Geld opnemen met je pincode, betalen met je creditcard, inloggen met een wachtwoord, het zwembad in met een vingerscan, de grens over op Schiphol via een irisscan. Allemaal systemen waarbij we onszelf bekendmaken via wat alleen wij weten (wachtwoord, pincode), hebben (creditcard, pinpas) of zijn (vingerafdruk, irisscan). Het zijn instrumenten die ons in staat stellen om onze gegevens te beschermen.

Helaas zijn dergelijke systemen nooit 100% veilig. Als je slachtoffer bent van skimming (je pinpasgegevens worden gestolen), kan iemand je geld opnemen. Zelfs bij toepassingen als vingerscan of irisscan gaat het gemiddeld in één op de vijf gevallen mis, bleek onlangs nog uit onderzoek van Annemarie Spokkereef en Paul de Hert van de Universiteit van Tilburg.

Fraude binnen systemen waarbij de gebruiker iets moet intypen om zich te identificeren kan echter aanzienlijk verkleind worden als er een tweede beveiligingssysteem ingebouwd wordt: verificatie via typgedrag (keystroke dynamics), dus via hoe iemand typt. Jan Magnus en Salima Douhou onderzochten de betrouwbaarheid van verificatie door middel van typgedrag door 1254 mensen twintig keer dezelfde gebruikersnaam en hetzelfde wachtwoord te laten typen en te meten hoe lang een toets wordt ingedrukt en hoeveel tijd er zit tussen twee opeenvolgende toetsaanslagen. Met name hoe lang een toets ingedrukt wordt gehouden, blijkt een duidelijke onderscheidende factor te zijn voor typgedrag van een individu.

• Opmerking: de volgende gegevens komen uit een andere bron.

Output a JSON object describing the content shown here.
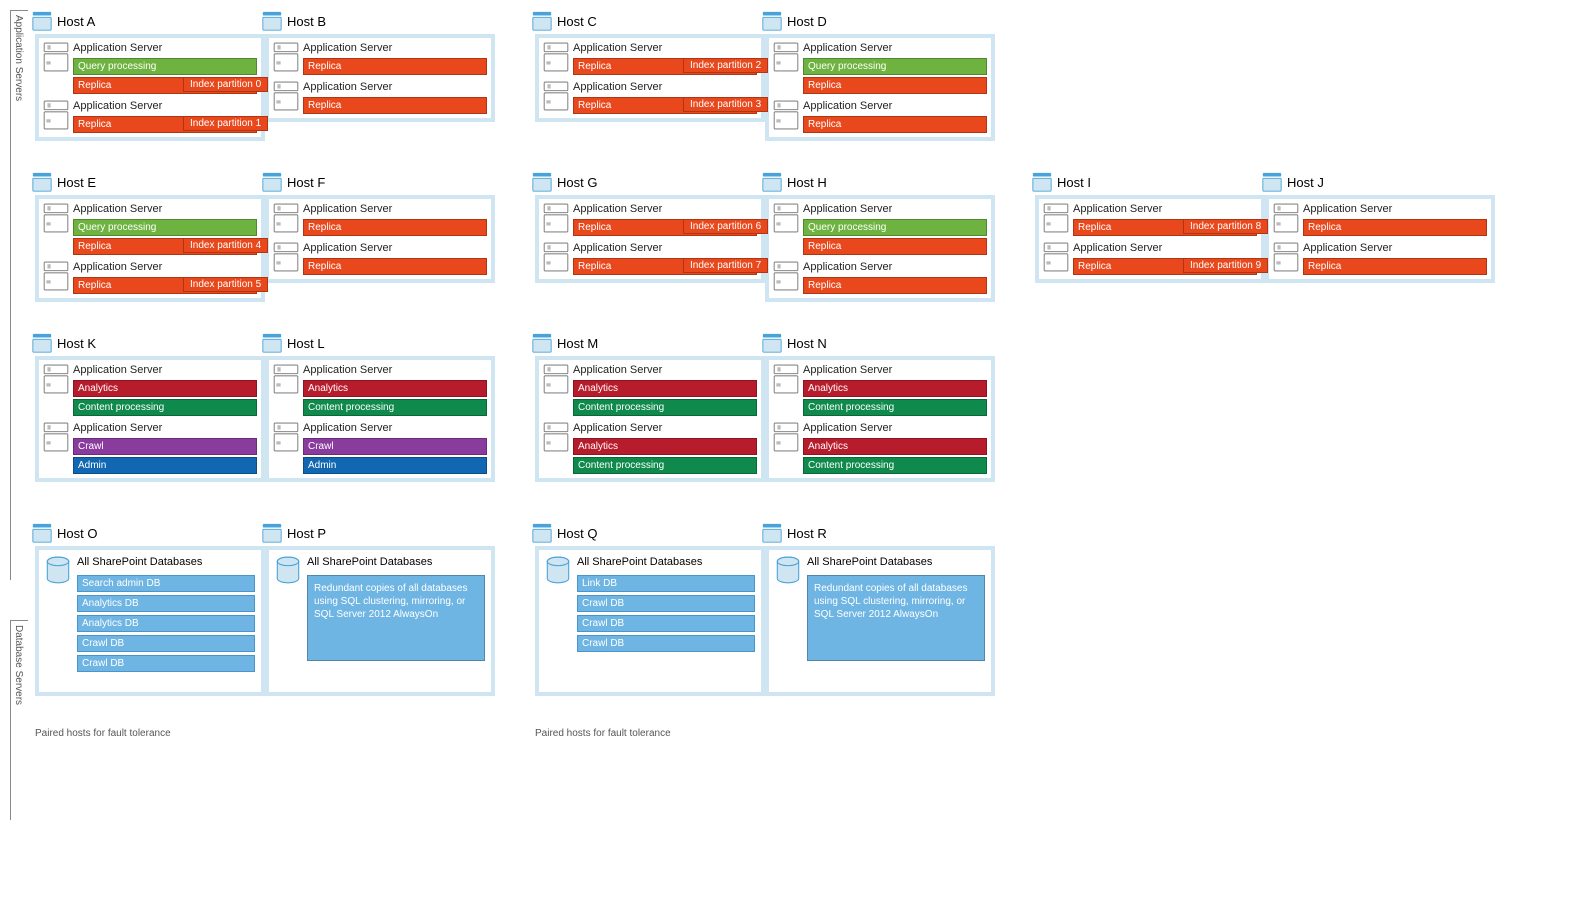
{
  "sections": {
    "appservers": "Application Servers",
    "dbservers": "Database Servers"
  },
  "labels": {
    "appserver": "Application Server",
    "replica": "Replica",
    "query": "Query processing",
    "analytics": "Analytics",
    "content": "Content processing",
    "crawl": "Crawl",
    "admin": "Admin",
    "allspdb": "All SharePoint Databases",
    "redundant": "Redundant copies of all databases using SQL clustering, mirroring, or SQL Server 2012 AlwaysOn",
    "paired": "Paired hosts for fault tolerance"
  },
  "hosts": {
    "A": "Host A",
    "B": "Host B",
    "C": "Host C",
    "D": "Host D",
    "E": "Host E",
    "F": "Host F",
    "G": "Host G",
    "H": "Host H",
    "I": "Host I",
    "J": "Host J",
    "K": "Host K",
    "L": "Host L",
    "M": "Host M",
    "N": "Host N",
    "O": "Host O",
    "P": "Host P",
    "Q": "Host Q",
    "R": "Host R"
  },
  "index": {
    "0": "Index partition 0",
    "1": "Index partition 1",
    "2": "Index partition 2",
    "3": "Index partition 3",
    "4": "Index partition 4",
    "5": "Index partition 5",
    "6": "Index partition 6",
    "7": "Index partition 7",
    "8": "Index partition 8",
    "9": "Index partition 9"
  },
  "dbitems": {
    "O": [
      "Search admin DB",
      "Analytics DB",
      "Analytics DB",
      "Crawl DB",
      "Crawl DB"
    ],
    "Q": [
      "Link DB",
      "Crawl DB",
      "Crawl DB",
      "Crawl DB"
    ]
  }
}
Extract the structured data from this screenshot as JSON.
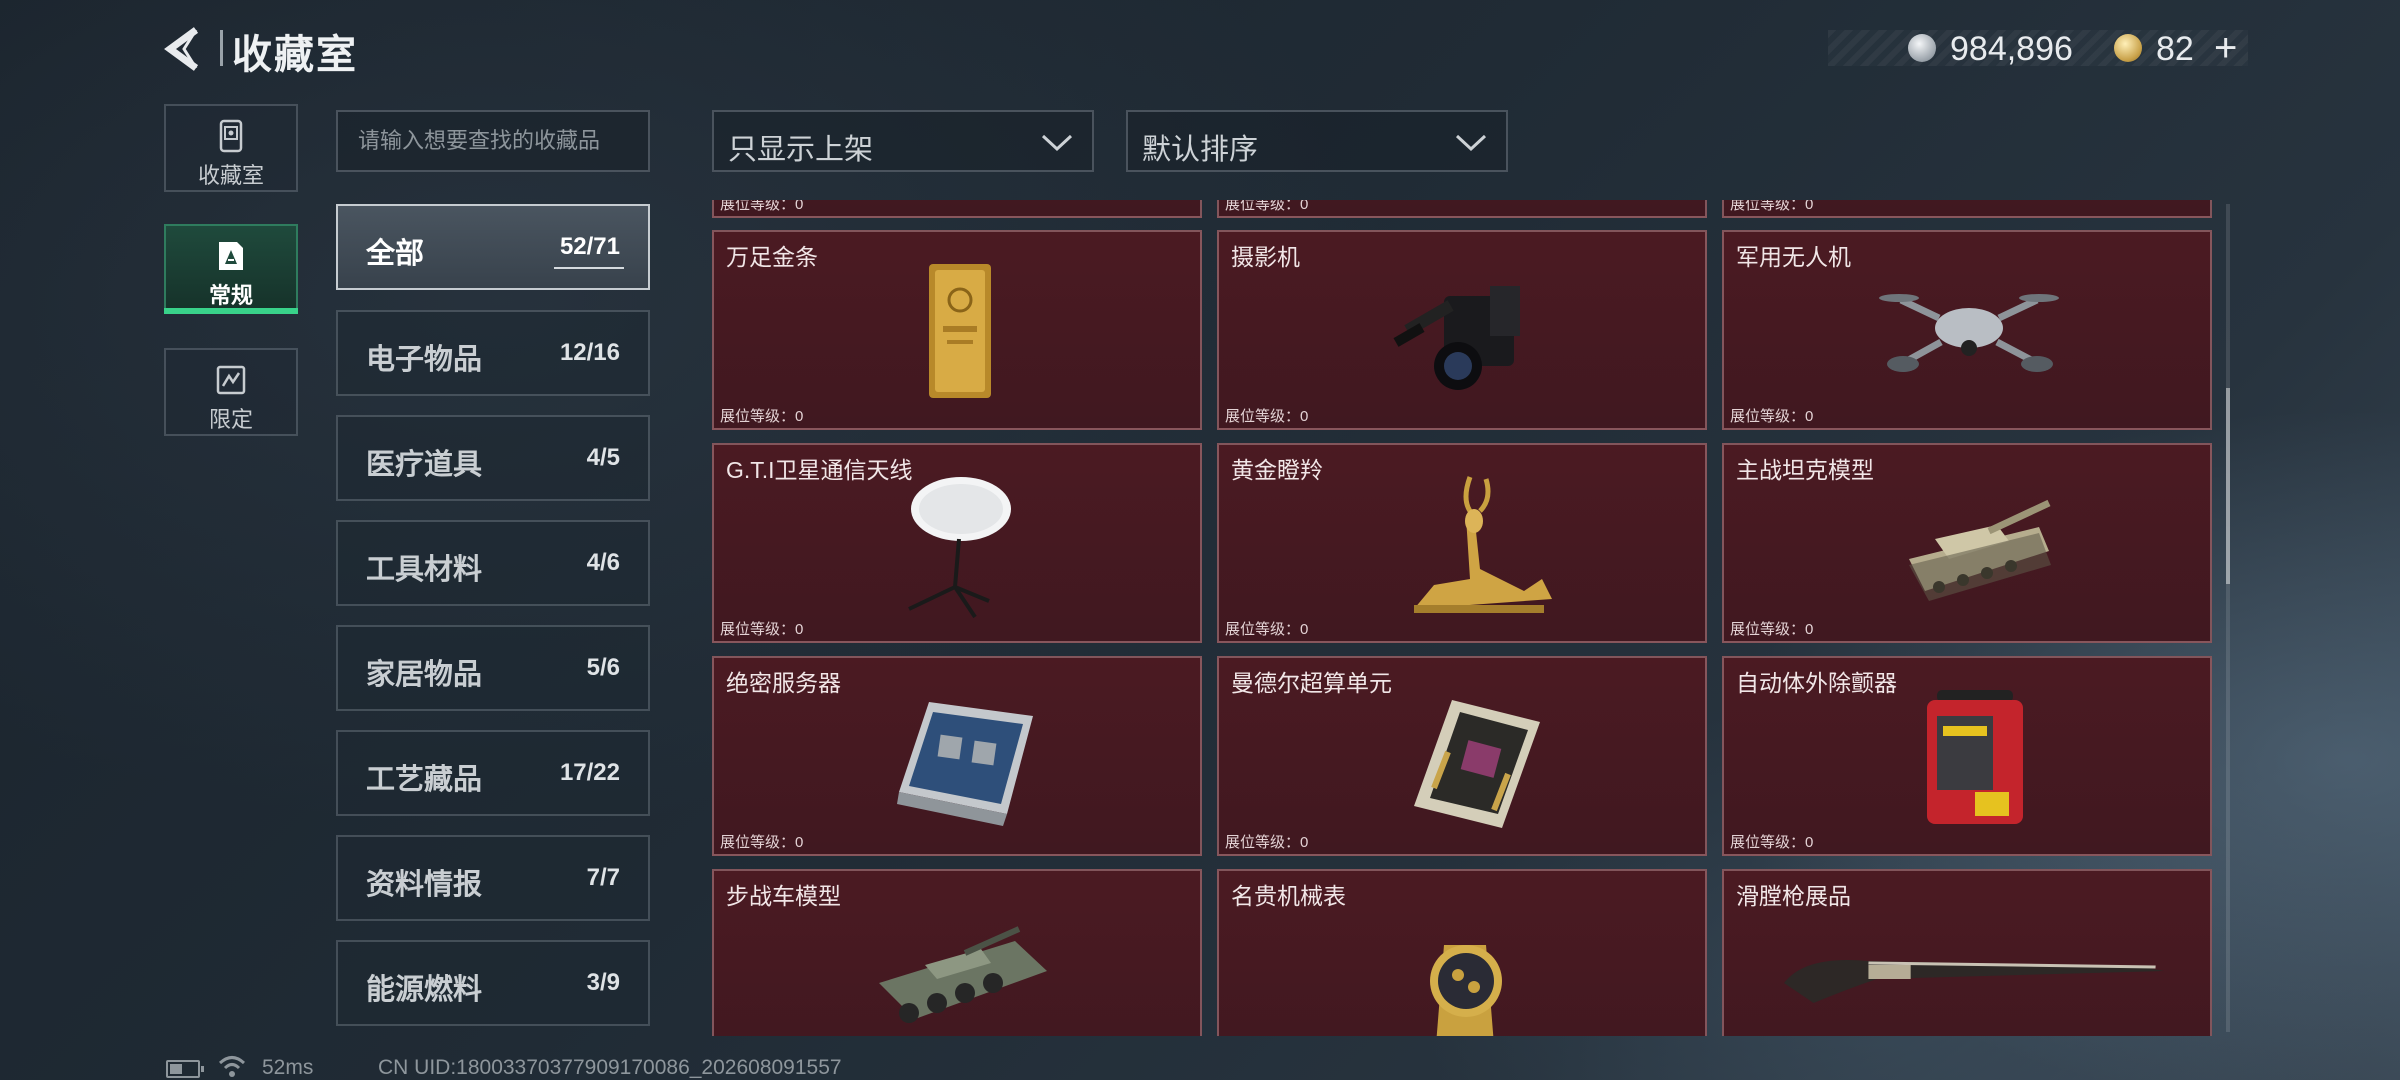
{
  "header": {
    "title": "收藏室",
    "currency_silver": "984,896",
    "currency_gold": "82",
    "add_symbol": "+"
  },
  "nav": {
    "items": [
      {
        "label": "收藏室",
        "icon": "collection-room-icon"
      },
      {
        "label": "常规",
        "icon": "regular-icon"
      },
      {
        "label": "限定",
        "icon": "limited-icon"
      }
    ],
    "active_index": 1
  },
  "search": {
    "placeholder": "请输入想要查找的收藏品",
    "value": ""
  },
  "filters": {
    "display": "只显示上架",
    "sort": "默认排序"
  },
  "categories": [
    {
      "name": "全部",
      "count": "52/71"
    },
    {
      "name": "电子物品",
      "count": "12/16"
    },
    {
      "name": "医疗道具",
      "count": "4/5"
    },
    {
      "name": "工具材料",
      "count": "4/6"
    },
    {
      "name": "家居物品",
      "count": "5/6"
    },
    {
      "name": "工艺藏品",
      "count": "17/22"
    },
    {
      "name": "资料情报",
      "count": "7/7"
    },
    {
      "name": "能源燃料",
      "count": "3/9"
    }
  ],
  "active_category": 0,
  "grid": {
    "level_label": "展位等级：0",
    "items": [
      {
        "name": "",
        "art": "partial"
      },
      {
        "name": "",
        "art": "partial"
      },
      {
        "name": "",
        "art": "partial"
      },
      {
        "name": "万足金条",
        "art": "gold-bar"
      },
      {
        "name": "摄影机",
        "art": "camera"
      },
      {
        "name": "军用无人机",
        "art": "drone"
      },
      {
        "name": "G.T.I卫星通信天线",
        "art": "satellite-dish"
      },
      {
        "name": "黄金瞪羚",
        "art": "gazelle"
      },
      {
        "name": "主战坦克模型",
        "art": "tank"
      },
      {
        "name": "绝密服务器",
        "art": "server"
      },
      {
        "name": "曼德尔超算单元",
        "art": "cpu"
      },
      {
        "name": "自动体外除颤器",
        "art": "defibrillator"
      },
      {
        "name": "步战车模型",
        "art": "ifv"
      },
      {
        "name": "名贵机械表",
        "art": "watch"
      },
      {
        "name": "滑膛枪展品",
        "art": "musket"
      }
    ]
  },
  "footer": {
    "ping": "52ms",
    "uid": "CN UID:18003370377909170086_202608091557"
  },
  "colors": {
    "accent_green": "#39d28a",
    "card_bg": "#4b1a22",
    "background": "#202b35"
  }
}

Wanneer verificatie van typgedrag wordt gebruikt naast een bestaand beveiligingssysteem, verhoogt dat de betrouwbaarheid van het bestaande systeem met 85%, blijkt uit het onderzoek van Magnus en Douhou. Zou een skimmer normaal gesproken in 99% van de gevallen herkend worden, door het toevoegen van typgedrag als verificatie-instrument wordt hij in 99,85% van de gevallen herkend. De kosten die door bijvoorbeeld skimmers veroorzaakt worden, kunnen zo met 85% worden teruggebracht.

Keystroke dynamics, de studie van persoonlijk typgedrag, is onderdeel van biometrie, waarbij uitgegaan wordt van het feit dat bepaalde fysieke kenmerken uniek zijn en daarom gebruikt kunnen worden voor identificatie en/of verificatie.